Нейтрофильные гранулоциты являются наиболее распространенными группа лейкоцитов в периферической крови. Как профессиональные фагоциты, они поглощают бактерии и убивают их внутриклеточно, когда их антимикробной предохранитель гранулы с фагосомы. Мы обнаружили, что нейтрофилы имеют дополнительный способ убить микроорганизмы: после активации, они выпускают гранулы белков и хроматина, которые вместе образуют внеклеточные волокна, которые связывают патогенов.
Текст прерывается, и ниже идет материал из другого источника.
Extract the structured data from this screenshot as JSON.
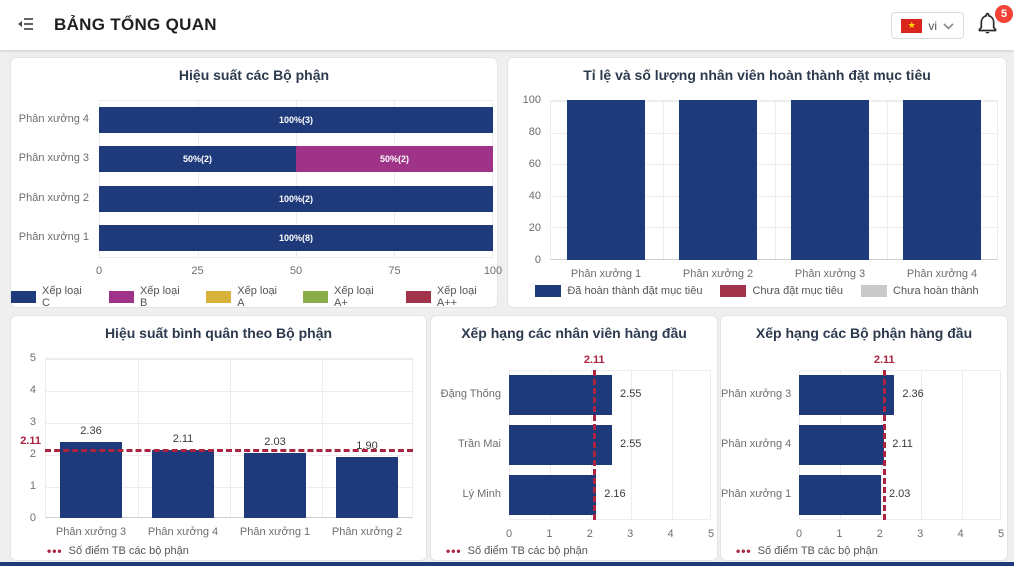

Эти новые структуры или нейтрофилов внеклеточной Ловушки (НРТ), ухудшают факторов вирулентности и убивают бактерии, ^{1, 2} грибков и паразитов, ^3. Структурные основы сетей является ДНК, и они быстро разлагается в присутствии DNases. Таким образом, бактерии выражения DNases, более опасны, ^4. Использование корреляционного микроскопию TEM объединения, SEM, иммунофлюоресценции и жить методы ячейка изображения, мы могли бы показать, что при стимуляции ядер нейтрофилов теряют свою форму и ес-и гетерохроматин гомогенизации. Позже, ядерной оболочки и мембраны гранулы распадаются позволяет смешивание NET компонентов. Наконец, сетки выпущен как перерывы клеточной мембраны. Эта программа гибели клеток (NETosis) отличается от апоптоза и некроза и зависит от поколения активных форм кислорода NADPH оксидазы ^5.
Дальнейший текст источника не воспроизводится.